Carmichael responded with a letter addressed to Mazur and published in the Wilkes-Barre daily newspaper.
“I am offering to pay this debt in full,” Carmichael wrote. “By saying no, you are not just shaming families who elected you, but you are placing this burden on the WVW taxpayers, and that is completely unfair.”
For Carmichael, this was about humiliating people who struggle – much like his own family back in Spokane.
Long before he founded La Colombe, Carmichael lived on a dirt road in the Spokane Valley in the late 1960s with a widowed mother and three sisters.
Reality slapped him in the face on the first day of first grade.
“I realized for the first time that oh, my God, we’re poor,” recalled Carmichael. “You realize that you don’t dress like everyone else and can’t afford to buy food.”
The Wyoming Valley situation received national attention. Suddenly it was the school district that was being shamed. On July 24, the district agreed to accept Carmichael’s offer.
It came grudgingly – four of district’s nine members stuck by their threat to parents – but gratifying for Carmichael.
“With the outpouring of support, I realized that a lot of Americans deal with lunch shaming,” said Carmichael, who dealt with it for years.
Most of it was internal, a loss of self-worth during a child’s most impressionable years.
Carmichael eventually outran the cycle of poverty. In 1981, he ran on a state championship cross country team at Ferris High School. He earned an athletic scholarship to the University of Washington, then worked an accountant specializing in international tax law.
While in college he worked in a Starbucks warehouse and found his passion: coffee. In 1994, he and old friend Jean Philippe Iberti opened LaColombe Torrefaction, a European-style café, in downtown Philly.
Later that year they opened a roastery. Their coffee is served at high-end restaurants around the country. LaColombe also operates 30 cafes in the U.S. and plans to expand overseas.
Along the way, Carmichael’s humanitarian passions percolated amid the coffee.
Working with ECHOES Around the World in Uganda and Wide Horizons For Children in Ethiopia, he aided hundreds of orphaned children living in Africa through Project Afrique.
Carmichael also worked to bring safe drinking water into some of the world’s coffee-drinking regions, notably Ethiopia and Haiti.
He also found time to explore.

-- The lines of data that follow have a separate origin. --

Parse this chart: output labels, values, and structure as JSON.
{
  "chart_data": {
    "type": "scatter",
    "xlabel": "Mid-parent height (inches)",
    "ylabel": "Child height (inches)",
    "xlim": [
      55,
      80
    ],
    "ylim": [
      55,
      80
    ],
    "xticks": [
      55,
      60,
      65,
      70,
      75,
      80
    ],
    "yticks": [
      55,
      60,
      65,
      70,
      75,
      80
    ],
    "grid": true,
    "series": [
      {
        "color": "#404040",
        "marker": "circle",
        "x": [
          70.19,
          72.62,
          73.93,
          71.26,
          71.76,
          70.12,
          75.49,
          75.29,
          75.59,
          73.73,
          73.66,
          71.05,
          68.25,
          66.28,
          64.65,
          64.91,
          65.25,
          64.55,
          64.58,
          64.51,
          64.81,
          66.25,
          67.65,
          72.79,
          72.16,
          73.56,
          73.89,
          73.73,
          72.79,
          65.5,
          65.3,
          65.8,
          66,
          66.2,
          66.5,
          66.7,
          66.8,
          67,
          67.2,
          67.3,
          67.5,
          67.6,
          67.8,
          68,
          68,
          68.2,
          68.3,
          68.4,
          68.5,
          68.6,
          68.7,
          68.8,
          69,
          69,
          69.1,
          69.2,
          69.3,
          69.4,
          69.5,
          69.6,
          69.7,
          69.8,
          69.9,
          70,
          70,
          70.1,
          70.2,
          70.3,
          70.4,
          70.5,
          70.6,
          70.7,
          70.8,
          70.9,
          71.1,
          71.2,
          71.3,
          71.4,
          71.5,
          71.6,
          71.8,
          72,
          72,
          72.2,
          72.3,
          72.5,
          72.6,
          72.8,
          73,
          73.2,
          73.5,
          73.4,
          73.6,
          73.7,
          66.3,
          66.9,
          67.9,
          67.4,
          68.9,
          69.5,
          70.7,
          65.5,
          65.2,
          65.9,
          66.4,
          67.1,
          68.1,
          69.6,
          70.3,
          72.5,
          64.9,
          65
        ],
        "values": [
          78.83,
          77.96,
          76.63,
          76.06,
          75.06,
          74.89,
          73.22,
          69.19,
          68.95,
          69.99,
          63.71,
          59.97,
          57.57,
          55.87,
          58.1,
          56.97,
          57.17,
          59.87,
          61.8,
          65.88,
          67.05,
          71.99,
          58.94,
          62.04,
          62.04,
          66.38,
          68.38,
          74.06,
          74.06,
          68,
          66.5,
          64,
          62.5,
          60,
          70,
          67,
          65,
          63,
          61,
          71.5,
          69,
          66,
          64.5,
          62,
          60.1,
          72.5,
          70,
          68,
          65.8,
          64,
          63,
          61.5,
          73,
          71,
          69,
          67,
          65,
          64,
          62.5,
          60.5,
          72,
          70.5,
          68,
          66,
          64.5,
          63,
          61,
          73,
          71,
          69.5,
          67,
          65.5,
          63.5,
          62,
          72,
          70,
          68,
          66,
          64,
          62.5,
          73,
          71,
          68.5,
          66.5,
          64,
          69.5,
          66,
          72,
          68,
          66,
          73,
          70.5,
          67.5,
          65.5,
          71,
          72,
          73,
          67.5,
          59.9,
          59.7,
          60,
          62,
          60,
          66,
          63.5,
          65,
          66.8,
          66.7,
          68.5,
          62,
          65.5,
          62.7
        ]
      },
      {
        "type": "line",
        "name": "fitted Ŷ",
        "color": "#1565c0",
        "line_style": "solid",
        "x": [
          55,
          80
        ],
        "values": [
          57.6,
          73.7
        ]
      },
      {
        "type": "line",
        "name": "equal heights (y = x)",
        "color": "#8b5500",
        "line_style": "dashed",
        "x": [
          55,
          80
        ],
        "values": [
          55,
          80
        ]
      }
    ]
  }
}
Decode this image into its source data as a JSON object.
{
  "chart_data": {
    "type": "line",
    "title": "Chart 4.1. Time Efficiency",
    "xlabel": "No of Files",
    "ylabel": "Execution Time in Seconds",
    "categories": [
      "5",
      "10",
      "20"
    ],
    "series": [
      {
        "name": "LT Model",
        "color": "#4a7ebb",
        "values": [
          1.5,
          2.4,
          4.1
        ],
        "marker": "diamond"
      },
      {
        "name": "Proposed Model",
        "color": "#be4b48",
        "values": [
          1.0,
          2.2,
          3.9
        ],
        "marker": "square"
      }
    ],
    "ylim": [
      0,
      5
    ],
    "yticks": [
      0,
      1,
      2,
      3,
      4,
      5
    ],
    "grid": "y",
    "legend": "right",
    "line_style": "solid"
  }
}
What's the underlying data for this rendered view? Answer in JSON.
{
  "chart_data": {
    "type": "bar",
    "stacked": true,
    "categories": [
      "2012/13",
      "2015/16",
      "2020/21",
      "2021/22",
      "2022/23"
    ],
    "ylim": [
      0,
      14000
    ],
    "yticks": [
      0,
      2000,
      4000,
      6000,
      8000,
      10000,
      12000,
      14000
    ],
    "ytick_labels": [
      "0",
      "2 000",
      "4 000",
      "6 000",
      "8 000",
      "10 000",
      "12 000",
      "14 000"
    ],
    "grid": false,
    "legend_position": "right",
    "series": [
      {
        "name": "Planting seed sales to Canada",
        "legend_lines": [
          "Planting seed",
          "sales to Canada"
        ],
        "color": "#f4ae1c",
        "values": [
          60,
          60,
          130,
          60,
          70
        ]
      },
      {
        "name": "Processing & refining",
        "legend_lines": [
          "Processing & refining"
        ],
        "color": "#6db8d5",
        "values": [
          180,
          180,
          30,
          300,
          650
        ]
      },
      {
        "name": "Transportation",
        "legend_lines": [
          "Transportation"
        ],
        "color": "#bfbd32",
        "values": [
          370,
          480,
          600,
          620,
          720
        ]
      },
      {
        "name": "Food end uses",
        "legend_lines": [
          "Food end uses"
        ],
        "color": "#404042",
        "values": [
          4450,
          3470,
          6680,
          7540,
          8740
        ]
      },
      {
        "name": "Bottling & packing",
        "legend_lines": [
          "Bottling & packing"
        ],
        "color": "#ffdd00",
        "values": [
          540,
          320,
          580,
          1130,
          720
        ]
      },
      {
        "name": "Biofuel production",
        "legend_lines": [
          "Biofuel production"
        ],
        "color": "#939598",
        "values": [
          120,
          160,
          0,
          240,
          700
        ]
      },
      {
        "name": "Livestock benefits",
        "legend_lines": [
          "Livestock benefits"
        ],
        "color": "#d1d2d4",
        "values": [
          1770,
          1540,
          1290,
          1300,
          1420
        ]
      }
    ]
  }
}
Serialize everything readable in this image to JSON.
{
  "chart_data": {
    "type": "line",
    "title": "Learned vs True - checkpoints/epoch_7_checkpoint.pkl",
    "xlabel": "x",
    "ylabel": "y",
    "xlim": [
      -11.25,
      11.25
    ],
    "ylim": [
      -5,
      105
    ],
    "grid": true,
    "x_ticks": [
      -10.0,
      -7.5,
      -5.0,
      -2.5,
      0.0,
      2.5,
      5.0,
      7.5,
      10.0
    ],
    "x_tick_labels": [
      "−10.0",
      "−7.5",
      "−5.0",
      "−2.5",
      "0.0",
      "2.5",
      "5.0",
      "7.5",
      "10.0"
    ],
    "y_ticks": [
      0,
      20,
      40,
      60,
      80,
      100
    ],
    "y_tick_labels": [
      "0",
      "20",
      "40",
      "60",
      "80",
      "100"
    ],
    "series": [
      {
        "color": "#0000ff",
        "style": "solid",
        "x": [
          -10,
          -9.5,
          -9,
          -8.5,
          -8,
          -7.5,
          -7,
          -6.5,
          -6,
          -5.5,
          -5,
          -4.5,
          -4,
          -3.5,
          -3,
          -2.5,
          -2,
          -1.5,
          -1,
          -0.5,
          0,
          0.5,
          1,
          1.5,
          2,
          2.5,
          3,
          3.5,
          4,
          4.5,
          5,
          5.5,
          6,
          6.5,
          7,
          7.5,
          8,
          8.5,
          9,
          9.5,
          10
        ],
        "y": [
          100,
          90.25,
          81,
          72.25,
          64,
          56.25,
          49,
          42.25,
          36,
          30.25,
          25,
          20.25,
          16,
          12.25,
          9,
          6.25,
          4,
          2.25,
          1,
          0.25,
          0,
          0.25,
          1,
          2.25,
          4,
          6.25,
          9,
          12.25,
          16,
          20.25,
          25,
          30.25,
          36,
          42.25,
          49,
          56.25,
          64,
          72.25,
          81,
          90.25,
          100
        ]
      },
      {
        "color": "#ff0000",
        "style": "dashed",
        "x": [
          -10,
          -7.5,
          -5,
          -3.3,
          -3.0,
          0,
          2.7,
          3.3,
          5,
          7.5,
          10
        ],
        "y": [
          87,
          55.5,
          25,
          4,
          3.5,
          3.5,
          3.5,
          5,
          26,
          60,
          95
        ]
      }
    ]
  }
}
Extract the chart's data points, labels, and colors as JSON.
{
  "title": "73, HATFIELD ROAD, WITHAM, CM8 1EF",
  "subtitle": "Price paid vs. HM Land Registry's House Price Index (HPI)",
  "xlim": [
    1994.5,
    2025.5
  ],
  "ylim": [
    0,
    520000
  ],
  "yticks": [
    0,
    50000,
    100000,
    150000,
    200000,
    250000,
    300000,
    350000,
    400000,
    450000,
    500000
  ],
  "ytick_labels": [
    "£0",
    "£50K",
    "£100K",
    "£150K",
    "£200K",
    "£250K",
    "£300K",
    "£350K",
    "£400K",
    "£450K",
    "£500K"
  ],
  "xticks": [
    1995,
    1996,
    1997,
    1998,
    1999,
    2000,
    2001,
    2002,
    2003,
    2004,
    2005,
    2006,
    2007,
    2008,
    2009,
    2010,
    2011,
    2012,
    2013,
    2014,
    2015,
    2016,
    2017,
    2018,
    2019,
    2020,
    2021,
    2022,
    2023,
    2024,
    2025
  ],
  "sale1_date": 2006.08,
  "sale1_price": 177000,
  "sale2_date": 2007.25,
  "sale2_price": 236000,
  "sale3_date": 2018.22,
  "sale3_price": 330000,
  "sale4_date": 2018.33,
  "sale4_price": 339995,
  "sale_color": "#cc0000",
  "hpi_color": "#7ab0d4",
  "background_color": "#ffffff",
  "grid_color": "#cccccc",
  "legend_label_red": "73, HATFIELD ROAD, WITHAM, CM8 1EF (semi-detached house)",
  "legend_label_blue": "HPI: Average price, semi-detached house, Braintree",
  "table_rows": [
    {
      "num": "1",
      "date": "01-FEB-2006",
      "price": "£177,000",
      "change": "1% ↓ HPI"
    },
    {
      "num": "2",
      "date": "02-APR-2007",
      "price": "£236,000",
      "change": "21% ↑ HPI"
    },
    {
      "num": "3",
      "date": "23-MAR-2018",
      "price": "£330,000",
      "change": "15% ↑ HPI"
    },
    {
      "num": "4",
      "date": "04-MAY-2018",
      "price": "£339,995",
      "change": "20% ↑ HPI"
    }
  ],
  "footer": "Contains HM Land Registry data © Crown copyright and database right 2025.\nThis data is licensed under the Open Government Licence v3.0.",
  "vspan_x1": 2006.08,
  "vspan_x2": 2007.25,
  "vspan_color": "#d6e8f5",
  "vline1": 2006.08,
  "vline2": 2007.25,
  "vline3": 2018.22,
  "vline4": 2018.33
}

He’s been to half the countries in the world, and in 2008 became the first American to cross from the shores of Antarctica to the South Pole on foot and unassisted.
However, the 55-year-old Carmichael always finds a way to return to Spokane, where his mother and three sisters still live.
Despite the hardships, “growing up in Spokane was the best childhood I could think of for myself,” Carmichael said.